Desde esa perspectiva, destaca el mantenimiento del centroizquierda, donde el castigo al SPD se ve compensado por la recuperación en Francia y la fuerza del PSOE. A ellos se suma el liderazgo que conserva el grupo popular. En conjunto, la lógica de acuerdos moderados y centrípetos seguirá predominando, con líderes especialmente interesados en ello, como Donald Tusk y Pedro Sánchez, que sale del 9-J mucho mejor que Macron o Scholz.

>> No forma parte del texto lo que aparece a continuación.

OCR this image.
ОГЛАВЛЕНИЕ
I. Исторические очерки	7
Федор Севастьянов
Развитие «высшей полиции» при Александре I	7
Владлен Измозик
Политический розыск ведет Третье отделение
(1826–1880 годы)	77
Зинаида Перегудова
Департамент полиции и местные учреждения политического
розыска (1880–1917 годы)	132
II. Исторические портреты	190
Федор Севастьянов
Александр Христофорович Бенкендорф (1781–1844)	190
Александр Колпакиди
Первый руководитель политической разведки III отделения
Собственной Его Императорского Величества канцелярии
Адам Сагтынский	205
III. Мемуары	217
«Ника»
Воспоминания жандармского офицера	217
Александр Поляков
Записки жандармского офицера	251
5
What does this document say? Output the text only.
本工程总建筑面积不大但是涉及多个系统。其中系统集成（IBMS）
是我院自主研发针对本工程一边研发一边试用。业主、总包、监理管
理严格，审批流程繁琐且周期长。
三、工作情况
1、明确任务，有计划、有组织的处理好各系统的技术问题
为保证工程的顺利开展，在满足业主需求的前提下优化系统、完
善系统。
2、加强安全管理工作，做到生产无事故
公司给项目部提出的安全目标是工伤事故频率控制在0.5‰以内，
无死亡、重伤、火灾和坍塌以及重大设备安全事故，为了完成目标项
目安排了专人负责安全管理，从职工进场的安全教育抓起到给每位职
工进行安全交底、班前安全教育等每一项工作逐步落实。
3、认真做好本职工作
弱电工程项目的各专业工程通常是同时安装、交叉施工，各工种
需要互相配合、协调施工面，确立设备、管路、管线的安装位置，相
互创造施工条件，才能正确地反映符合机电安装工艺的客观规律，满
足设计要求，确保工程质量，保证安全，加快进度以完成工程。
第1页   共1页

He ahí un eje de contrapeso evidente a la deriva ultraderechista.

De hecho, España aparece como el principal miembro de la UE donde los partidos tradicionales prevalecen y la ultraderecha ralentiza su avance, más débil que en otros Estados miembros equivalentes. Es un retrato que contrasta significativamente con el escenario de crispación que impera en la política doméstica. Sería extraño que PSOE y PP perdieran esa oportunidad para rea­firmar el papel de España en una Unión Europea que ofrece terreno de sobras para que ambas fuerzas encuentren más puntos en común de los que, por ejemplo, tiene el PP con Vox.

El recorrido de esa posibilidad depende de una segunda lectura del 9-J, en clave nacional: Sánchez resiste en un contexto de debilidad de sus socios, y Feijóo tiene dificultades para consolidar su papel como jefe de la oposición.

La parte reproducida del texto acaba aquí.